Ending the Long Island City beer trail is LIC Beer Project, the newest addition to the local craft beer community. Founded in 2015 by Damon Oscarson, Gianni Cavicchi and Dan Acosta, the brewery primarily focuses on Belgian-style and wild ales, but has recently been releasing some of the city’s best hoppy beers.

Head Brewer Dan Acosta fell in love with good beer while backpacking through Belgium. He enrolled at the Siebel Institute and developed a deep fascination with yeast. His brews often highlight wild yeast strains and he’s no stranger to brewing with Brettanomyces. In fact, LIC Beer Project boasts New York City’s first coolship, a vessel used for open-fermentation to attract local wild yeast, and an extensive barrel-aging program is already underway.

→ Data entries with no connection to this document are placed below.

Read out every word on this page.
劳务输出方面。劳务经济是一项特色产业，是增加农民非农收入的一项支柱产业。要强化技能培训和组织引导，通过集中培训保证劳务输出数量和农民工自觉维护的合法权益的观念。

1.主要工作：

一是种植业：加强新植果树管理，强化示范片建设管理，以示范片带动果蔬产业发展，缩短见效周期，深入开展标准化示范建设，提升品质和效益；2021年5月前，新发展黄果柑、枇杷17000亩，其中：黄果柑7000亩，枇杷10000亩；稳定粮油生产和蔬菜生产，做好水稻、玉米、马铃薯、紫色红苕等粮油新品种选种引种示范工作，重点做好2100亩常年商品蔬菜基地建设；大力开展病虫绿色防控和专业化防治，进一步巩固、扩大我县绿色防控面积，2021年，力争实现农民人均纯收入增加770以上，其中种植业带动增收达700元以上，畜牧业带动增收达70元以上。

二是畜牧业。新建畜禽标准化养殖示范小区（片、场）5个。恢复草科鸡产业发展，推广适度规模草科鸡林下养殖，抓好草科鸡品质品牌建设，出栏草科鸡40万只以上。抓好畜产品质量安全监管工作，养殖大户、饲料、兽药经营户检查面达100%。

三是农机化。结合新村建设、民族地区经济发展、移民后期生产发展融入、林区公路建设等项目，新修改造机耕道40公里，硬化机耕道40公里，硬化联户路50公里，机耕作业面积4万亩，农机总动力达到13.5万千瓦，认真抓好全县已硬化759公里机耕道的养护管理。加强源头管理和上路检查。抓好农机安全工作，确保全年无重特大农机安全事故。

They also feature hop-forward ales in their new Street Art series which focuses on creating beers that enhance the characteristics of the hops. One of their newest releases is a pale ale brewed with buckwheat and oats that features Centennial, Simcoe and Amarillo hops.

 

The space is defined by large ceilings and a bar made of white marble and wood. The walls are decorated with murals and stacks of beer filled barrels, while two sets of cornhole fill the space leading to the brewery. There’s also plenty of seating (and it’s possible to have pizza delivered) which makes it the perfect final stop along the Long Island City beer trail.